Kilka lat temu pojawiły się w
naszym życiu Taran i Demolka. Wszędzie, gdzie zawitały pojawiał się też chaos,
zamęt i ruina. Początkowo w rolach rodziców byliśmy nastawieni na zrobienie z
nich ludzi – prawowitych, dostosowanych, kulturalnych członków społeczeństwa.
Cel szczytny, ale jeszcze wtedy nie wiedzieliśmy, że Taran i Demolka sieją
spustoszenia nie tylko w otoczeniu zewnętrznym. Oni, cichaczem, robili
przemeblowania w naszych głowach, ustawiając wszystko w odwrotnym,
niespodziewanym porządku. I tak oto z rodziców „wiedzących najlepiej” staliśmy
się rodzicami wiedzącymi jedno: nie tylko świata, ale też naszych Brzdąców nie
zmienimy.
Tymczasem Taran i Demolka się
nieco (raczej samorzutnie niż kierowanie) zmienili.

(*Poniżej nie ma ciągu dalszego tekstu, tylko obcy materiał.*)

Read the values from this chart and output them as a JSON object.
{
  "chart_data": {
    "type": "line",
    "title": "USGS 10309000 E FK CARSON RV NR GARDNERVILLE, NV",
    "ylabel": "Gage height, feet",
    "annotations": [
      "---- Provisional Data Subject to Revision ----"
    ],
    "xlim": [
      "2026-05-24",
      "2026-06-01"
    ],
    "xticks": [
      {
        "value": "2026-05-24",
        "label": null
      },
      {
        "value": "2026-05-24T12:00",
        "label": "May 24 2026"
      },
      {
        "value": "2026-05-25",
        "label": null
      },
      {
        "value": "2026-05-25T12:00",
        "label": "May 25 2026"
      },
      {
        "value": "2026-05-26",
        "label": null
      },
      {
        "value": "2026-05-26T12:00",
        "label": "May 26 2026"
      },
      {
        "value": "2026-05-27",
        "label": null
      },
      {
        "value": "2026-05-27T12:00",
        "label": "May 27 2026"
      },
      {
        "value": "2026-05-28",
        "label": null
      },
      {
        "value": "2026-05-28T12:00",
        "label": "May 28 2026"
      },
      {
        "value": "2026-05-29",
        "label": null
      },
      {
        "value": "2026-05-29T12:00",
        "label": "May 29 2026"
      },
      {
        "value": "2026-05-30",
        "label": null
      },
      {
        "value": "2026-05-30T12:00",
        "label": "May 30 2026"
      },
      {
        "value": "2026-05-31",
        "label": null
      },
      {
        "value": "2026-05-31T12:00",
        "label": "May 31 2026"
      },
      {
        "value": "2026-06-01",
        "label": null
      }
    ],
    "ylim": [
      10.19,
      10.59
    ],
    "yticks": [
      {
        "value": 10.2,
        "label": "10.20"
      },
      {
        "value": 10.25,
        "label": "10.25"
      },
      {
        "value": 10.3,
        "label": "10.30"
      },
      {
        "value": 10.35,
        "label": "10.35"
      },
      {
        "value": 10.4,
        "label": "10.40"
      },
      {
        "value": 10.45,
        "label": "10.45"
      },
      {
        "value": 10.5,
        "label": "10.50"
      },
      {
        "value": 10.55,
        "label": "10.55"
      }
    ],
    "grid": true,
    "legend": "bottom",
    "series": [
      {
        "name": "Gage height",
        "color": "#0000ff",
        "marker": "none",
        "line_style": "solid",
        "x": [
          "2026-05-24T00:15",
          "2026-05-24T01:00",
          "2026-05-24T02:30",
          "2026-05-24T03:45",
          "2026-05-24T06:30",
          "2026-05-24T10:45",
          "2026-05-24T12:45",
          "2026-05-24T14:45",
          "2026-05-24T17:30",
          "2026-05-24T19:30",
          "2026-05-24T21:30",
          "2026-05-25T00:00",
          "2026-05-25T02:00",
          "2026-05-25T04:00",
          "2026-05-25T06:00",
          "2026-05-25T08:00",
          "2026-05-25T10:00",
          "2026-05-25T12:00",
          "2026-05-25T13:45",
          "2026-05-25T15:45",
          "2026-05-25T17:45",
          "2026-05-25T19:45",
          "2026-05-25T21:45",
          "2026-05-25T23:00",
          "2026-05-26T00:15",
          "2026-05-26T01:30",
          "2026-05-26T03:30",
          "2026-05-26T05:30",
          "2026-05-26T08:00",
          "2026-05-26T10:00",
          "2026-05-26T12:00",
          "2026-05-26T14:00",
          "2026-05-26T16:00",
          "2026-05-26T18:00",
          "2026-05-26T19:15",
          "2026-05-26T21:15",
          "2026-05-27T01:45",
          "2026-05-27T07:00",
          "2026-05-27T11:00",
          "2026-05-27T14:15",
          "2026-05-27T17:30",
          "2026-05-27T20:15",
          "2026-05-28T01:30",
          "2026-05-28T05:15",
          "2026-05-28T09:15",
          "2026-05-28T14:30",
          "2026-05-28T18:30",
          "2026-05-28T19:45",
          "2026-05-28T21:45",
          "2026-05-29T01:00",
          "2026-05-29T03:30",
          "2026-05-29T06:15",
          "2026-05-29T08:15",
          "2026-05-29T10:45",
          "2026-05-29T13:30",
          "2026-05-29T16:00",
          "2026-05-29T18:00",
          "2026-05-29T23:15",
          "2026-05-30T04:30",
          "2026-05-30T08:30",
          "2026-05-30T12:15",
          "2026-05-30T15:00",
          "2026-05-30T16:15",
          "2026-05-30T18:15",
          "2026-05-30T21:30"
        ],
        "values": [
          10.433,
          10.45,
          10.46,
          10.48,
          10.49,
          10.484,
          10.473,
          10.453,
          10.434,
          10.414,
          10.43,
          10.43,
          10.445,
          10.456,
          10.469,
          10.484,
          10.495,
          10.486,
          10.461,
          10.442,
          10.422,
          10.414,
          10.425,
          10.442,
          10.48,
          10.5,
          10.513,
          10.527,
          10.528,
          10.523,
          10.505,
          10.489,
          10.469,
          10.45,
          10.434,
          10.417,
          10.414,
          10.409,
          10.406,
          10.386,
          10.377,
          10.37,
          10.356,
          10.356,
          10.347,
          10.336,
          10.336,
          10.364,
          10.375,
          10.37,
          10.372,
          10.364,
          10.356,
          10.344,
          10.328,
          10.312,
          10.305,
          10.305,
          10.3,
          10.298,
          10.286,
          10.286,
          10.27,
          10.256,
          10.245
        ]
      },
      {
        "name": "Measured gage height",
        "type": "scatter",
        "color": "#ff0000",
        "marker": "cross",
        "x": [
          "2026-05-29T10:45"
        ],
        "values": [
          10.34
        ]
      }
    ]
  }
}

Zmianie uległy w związku z
tym też ich imiona i niech tu będą przedstawieni jako Niunia i Protestant.
I oto Niunia w tamtym roku
kończyła swą edukację przedszkolną. Zbliżał się nieuchronnie czas rozpoczęcia
kariery naukowej, czyli czas korzystania z powszechnie dostępnego przywileju,
jakim jest edukacja szkolna.
Rozważania prowadzone przez
zdeprawowanych przez wcześniejsze działania Tarana i Demolki rodziców
doprowadziły nas do wniosku, że obecnie funkcjonujący system szkolny nie
udźwignie ciężaru poradzenia sobie z ewentualnym nawrotem pierwotnych
instynktów naszych dzieci (czyli nie zdoła ochronić się przed staranowaniem i
zdemolowaniem). Żal nam się zrobiło społeczeństwa tak bardzo przywiązanego do
dobra, jakim są szkoły i postanowiliśmy dzieci do szkoły nie posłać. Nie
posłaliśmy więc Niuni, a Protestant skorzystał przy okazji i nie poszedł do
zerówki (na razie przedszkolnej). Dla wyjaśnienia: Protestant zyskał swój
aktualny przydomek w dużej mierze ze względu na ograniczoną sympatię, jaką
darzył przedszkola, więc nic nie stracił pozostając w domu (a kto wie, czy nie
trzeba będzie mu za chwilę nadać innego przydomka, bo ten straci swoją moc ze
względu na niemożność realizowania akcji protestacyjnych przeciwko tej
instytucji…).
I oto mottem naszym rodzicielskim
stał się cytat: „spokojnie i cierpliwie śledzić, jak natura sama sobie radzi, a
baczyć tylko na to, by warunki otaczające pracę natury, wspierały ją – oto jest
wychowanie” (E. Key, Stulecie dziecka, Warszawa 2005, s. 65)
Trafiłam dziś na Twojego bloga i bardzo za niego dziękuję - choć dopiero zaczynam czytać. Moja Córka w tym roku zaczyna przygodę z przedszkolem i ma to swoje plusy i minusy. Rozważamy, co dalej, póki co jesteśmy pewni, że "zwykła" szkoła to nie to, czego szukamy. Albo pójdziemy w Montessori, albo edukację domową. Albo znajdzie się inny pomysł jeszcze. W każdym razie będę śledzić Wasze przygody. Pozdrawiam serdecznie!